A sinceridade de Piastri atinge o coração de uma crise crescente na era híbrida. Quando pilotos terminam a classificação com dois décimos de diferença, mesmo sendo iguais aos companheiros de equipe nas curvas, o esporte corre o risco de perder sua essência: a crença de que o melhor piloto, e não um código, conquista a pole. Se os resultados forem decididos por software, a integridade do campeonato torna-se indefensável.

Os detalhes

  • Controle limitado: Piastri revelou que as unidades de potência atuais implantam a energia elétrica autonomamente onde o sistema considera mais eficiente, deixando os pilotos com pouco controle sobre a velocidade final.
  • Caos em Spa: O problema ficou evidente em Spa, onde vários pilotos reclamaram da imprevisibilidade.

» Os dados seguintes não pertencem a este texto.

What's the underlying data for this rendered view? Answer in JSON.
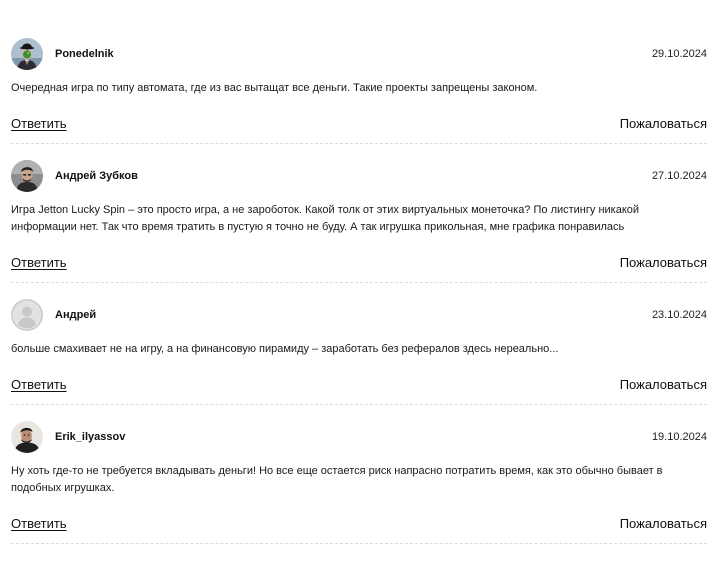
{
  "comments": [
    {
      "author": "Ponedelnik",
      "date": "29.10.2024",
      "text": "Очередная игра по типу автомата, где из вас вытащат все деньги. Такие проекты запрещены законом.",
      "avatar_icon": "bowler-hat-man-avatar"
    },
    {
      "author": "Андрей Зубков",
      "date": "27.10.2024",
      "text": "Игра Jetton Lucky Spin – это просто игра, а не зароботок. Какой толк от этих виртуальных монеточка? По листингу никакой информации нет. Так что время тратить в пустую я точно не буду. А так игрушка прикольная, мне графика понравилась",
      "avatar_icon": "user-photo-avatar"
    },
    {
      "author": "Андрей",
      "date": "23.10.2024",
      "text": "больше смахивает не на игру, а на финансовую пирамиду – заработать без рефералов здесь нереально...",
      "avatar_icon": "default-user-avatar"
    },
    {
      "author": "Erik_ilyassov",
      "date": "19.10.2024",
      "text": "Ну хоть где-то не требуется вкладывать деньги! Но все еще остается риск напрасно потратить время, как это обычно бывает в подобных игрушках.",
      "avatar_icon": "user-photo-avatar"
    }
  ],
  "labels": {
    "reply": "Ответить",
    "report": "Пожаловаться"
  }
}
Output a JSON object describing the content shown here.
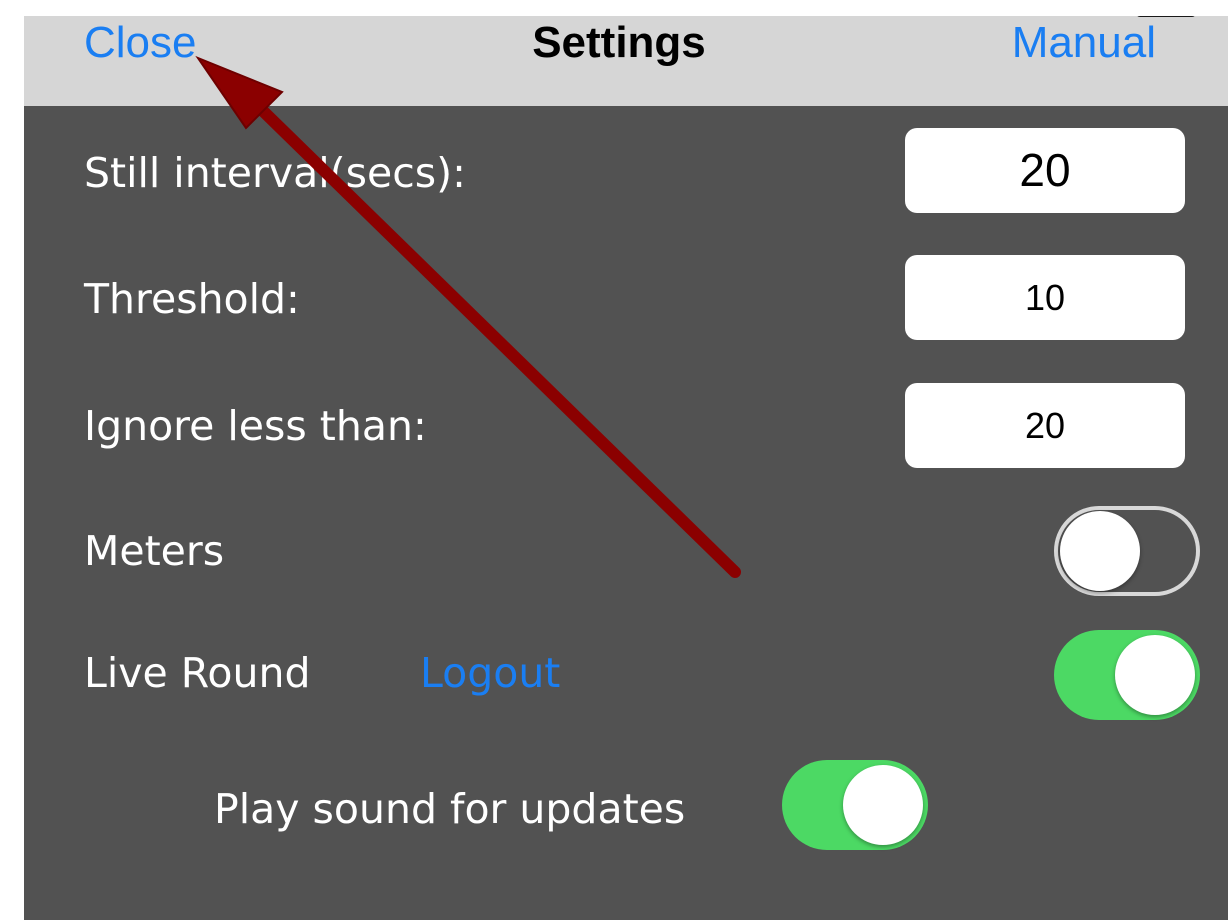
{
  "nav": {
    "close_label": "Close",
    "title": "Settings",
    "manual_label": "Manual"
  },
  "settings": {
    "still_interval": {
      "label": "Still interval(secs):",
      "value": "20"
    },
    "threshold": {
      "label": "Threshold:",
      "value": "10"
    },
    "ignore_less_than": {
      "label": "Ignore less than:",
      "value": "20"
    },
    "meters": {
      "label": "Meters",
      "enabled": false
    },
    "live_round": {
      "label": "Live Round",
      "logout_label": "Logout",
      "enabled": true
    },
    "play_sound": {
      "label": "Play sound for updates",
      "enabled": true
    }
  },
  "colors": {
    "accent": "#1a7ef2",
    "toggle_on": "#4cd964",
    "background": "#525252",
    "nav_bar": "#d6d6d6",
    "annotation_arrow": "#8b0000"
  },
  "icons": {
    "annotation": "arrow-icon"
  }
}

Piastri notou que George Russell enfrentou lutas semelhantes, confirmando que a falha vai além da McLaren e Mercedes HPP, atingindo todos os fornecedores.
  • Sensibilidade extrema: O comportamento na volta de saída e pequenas variáveis podem alterar drasticamente a entrega de potência, criando um sistema hipersensível e imprevisível durante a volta lançada.

O que vem a seguir

Ajustes regulatórios estão previstos para 2027 e 2028, deslocando a potência para a combustão interna e aumentando o fluxo de combustível. Piastri, porém, duvida que isso resolva a raiz do problema. Para ele, a questão está no acerto e na forma como os motores "aprendem" o comportamento da pista. Até que os fabricantes dominem esses sistemas, os pilotos esperam que essa "loteria computacional" continue a moldar os finais de semana.